There is no Hallmark card for that part of motherhood.
There is no easy scripture verse that makes it feel fine.
Psalm 13 begins with the words, “How long, O Lord?” and some years that feels like the most faithful prayer I have. Not because it is polished. Not because it sounds hopeful. But because it is honest. Lament is not the absence of faith. Lament is what faith sounds like when it is crying from the floor.
I used to think faithfulness would mean being steady. Calm. Peaceful. Able to say the right things and trust God without trembling. But I am learning that sometimes faithfulness looks like staying when every part of you wants to run. Sometimes it looks like sitting beside a hospice bed in the middle of the night, listening to the strange sacred silence of the room, and whispering prayers you are not even sure you believe strongly enough to pray.
And somehow, God was there.
I do not say that lightly. I do not say it in a way that makes any of it less horrific. I do not say it to wrap a bow around the death of my son or the death of my mother or the complicated grief I am carrying now. I say it because even in that place, even behind those doors, even in the valley of the shadow of death, there were moments of mercy.
The hospice staff became ministers of mercy to us. They honored our son. They honored our family. They taught us how to wait in a room where heaven felt painfully close and impossibly far away. They cared for his body with dignity. They made room for our tears, our silence, our questions, and our exhaustion.
And slowly, the place that first felt like a prison became something else. Not less sad. Not less final.

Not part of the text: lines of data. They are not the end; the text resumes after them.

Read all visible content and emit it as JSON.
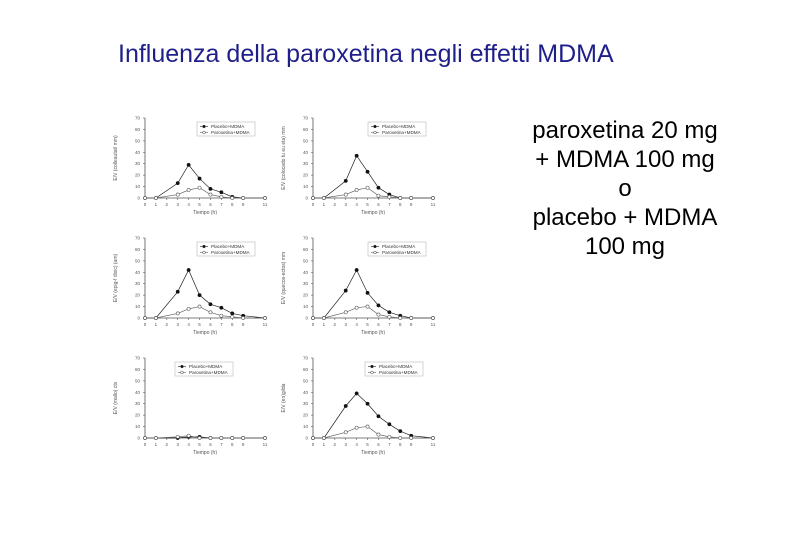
{
  "slide": {
    "title": "Influenza della paroxetina negli effetti MDMA",
    "side_text": [
      "paroxetina 20 mg",
      "+ MDMA 100 mg",
      "o",
      "placebo + MDMA",
      "100 mg"
    ]
  },
  "chart_data": [
    {
      "type": "line",
      "ylabel": "E/V (colleautat/ mm)",
      "xlabel": "Tiempo (h)",
      "ylim": [
        0,
        70
      ],
      "x": [
        0,
        1,
        3,
        4,
        5,
        6,
        7,
        8,
        9,
        11
      ],
      "series": [
        {
          "name": "Placebo+MDMA",
          "values": [
            0,
            0,
            13,
            29,
            17,
            8,
            5,
            1,
            0,
            0
          ]
        },
        {
          "name": "Paroxetina+MDMA",
          "values": [
            0,
            0,
            3,
            7,
            9,
            3,
            1,
            0,
            0,
            0
          ]
        }
      ]
    },
    {
      "type": "line",
      "ylabel": "E/V (colocado tu eu eta) mm",
      "xlabel": "Tiempo (h)",
      "ylim": [
        0,
        70
      ],
      "x": [
        0,
        1,
        3,
        4,
        5,
        6,
        7,
        8,
        9,
        11
      ],
      "series": [
        {
          "name": "Placebo+MDMA",
          "values": [
            0,
            0,
            15,
            37,
            23,
            9,
            3,
            0,
            0,
            0
          ]
        },
        {
          "name": "Paroxetina+MDMA",
          "values": [
            0,
            0,
            3,
            7,
            9,
            2,
            1,
            0,
            0,
            0
          ]
        }
      ]
    },
    {
      "type": "line",
      "ylabel": "E/V (epig-f dixic) (am)",
      "xlabel": "Tiempo (h)",
      "ylim": [
        0,
        70
      ],
      "x": [
        0,
        1,
        3,
        4,
        5,
        6,
        7,
        8,
        9,
        11
      ],
      "series": [
        {
          "name": "Placebo+MDMA",
          "values": [
            0,
            0,
            23,
            42,
            20,
            12,
            9,
            4,
            2,
            0
          ]
        },
        {
          "name": "Paroxetina+MDMA",
          "values": [
            0,
            0,
            4,
            8,
            10,
            5,
            2,
            1,
            0,
            0
          ]
        }
      ]
    },
    {
      "type": "line",
      "ylabel": "E/V (quecos-ectos) mm",
      "xlabel": "Tiempo (h)",
      "ylim": [
        0,
        70
      ],
      "x": [
        0,
        1,
        3,
        4,
        5,
        6,
        7,
        8,
        9,
        11
      ],
      "series": [
        {
          "name": "Placebo+MDMA",
          "values": [
            0,
            0,
            24,
            42,
            22,
            11,
            5,
            2,
            0,
            0
          ]
        },
        {
          "name": "Paroxetina+MDMA",
          "values": [
            0,
            0,
            5,
            9,
            10,
            3,
            1,
            0,
            0,
            0
          ]
        }
      ]
    },
    {
      "type": "line",
      "ylabel": "E/V (mallo) ctx",
      "xlabel": "Tiempo (h)",
      "ylim": [
        0,
        70
      ],
      "x": [
        0,
        1,
        3,
        4,
        5,
        6,
        7,
        8,
        9,
        11
      ],
      "series": [
        {
          "name": "Placebo+MDMA",
          "values": [
            0,
            0,
            0,
            1,
            1,
            0,
            0,
            0,
            0,
            0
          ]
        },
        {
          "name": "Paroxetina+MDMA",
          "values": [
            0,
            0,
            1,
            2,
            0,
            0,
            0,
            0,
            0,
            0
          ]
        }
      ]
    },
    {
      "type": "line",
      "ylabel": "E/V (en)gilda",
      "xlabel": "Tiempo (h)",
      "ylim": [
        0,
        70
      ],
      "x": [
        0,
        1,
        3,
        4,
        5,
        6,
        7,
        8,
        9,
        11
      ],
      "series": [
        {
          "name": "Placebo+MDMA",
          "values": [
            0,
            0,
            28,
            39,
            30,
            19,
            12,
            6,
            2,
            0
          ]
        },
        {
          "name": "Paroxetina+MDMA",
          "values": [
            0,
            0,
            5,
            9,
            10,
            3,
            1,
            0,
            0,
            0
          ]
        }
      ]
    }
  ]
}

But somehow holy.
There is an aspect of death that feels, in the strangest and most sacred way, like birth. Not because death is natural in the way God intended the world to be. It is not. Death is an enemy. Scripture says so. But for those held in Christ, death is not the end of the story. It is a passage from this life into the presence of God. It is labor of a different kind, and those who sit at the bedside become witnesses to something they cannot control, cannot stop, and cannot fully understand.

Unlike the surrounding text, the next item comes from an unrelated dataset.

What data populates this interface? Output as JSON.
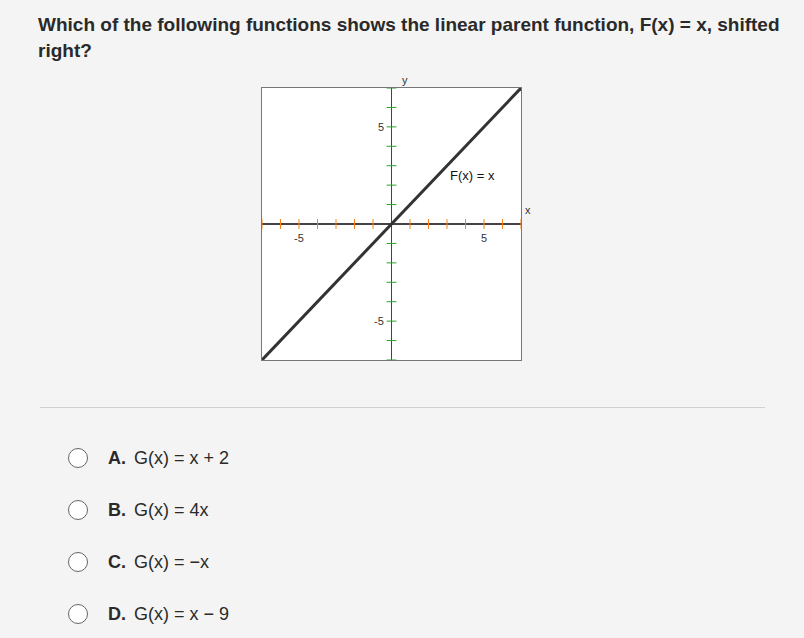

That does not make it easy.
It does not make it pretty.
It does not keep a mother’s heart from breaking.
John 11 tells us that Jesus wept at the tomb of His friend. He knew resurrection was coming, and still He wept. That matters to me. It tells me that hope does not erase sorrow. It tells me that faith does not require me to stand at the graveside, or the hospice bed, or the empty chair at Mother’s Day and pretend I am not shattered.
Jesus does not shame tears.
He joins them.
So tonight, I am letting this Mother’s Day be what it is. Heavy. Complicated. Holy in places. Painful in others. I am not trying to make it more inspirational than it feels. I am not trying to explain all the layers or expose all the details. Some grief needs witnesses, but not an audience. Some stories need to be marked without being fully opened.
This is me making a mark in the sand.
This is me saying May is hard. Mother’s Day is hard. Being a motherless child is hard. Being a childless mother is hard. Holding both at the same time is something I do not yet know how to do well.
But I am still here.
Still loved by God.
Still held by the One who is near to the brokenhearted.
Still learning that lament can be prayer. Still learning that numbness is not failure. Still learning that the valley of the shadow of death is not a place we walk alone, even when it feels unbearably lonely.
If Mother’s Day is tender for you too, for whatever reason, I want you to know you do not have to force it into something easier for everyone else. You do not have to smile your way through grief. You do not have to explain what you are not ready to say. You do not have to make your pain palatable.
You can simply tell the truth.
Even if the truth is only this:
“Lord, this hurts.”
And maybe, for tonight, that is enough.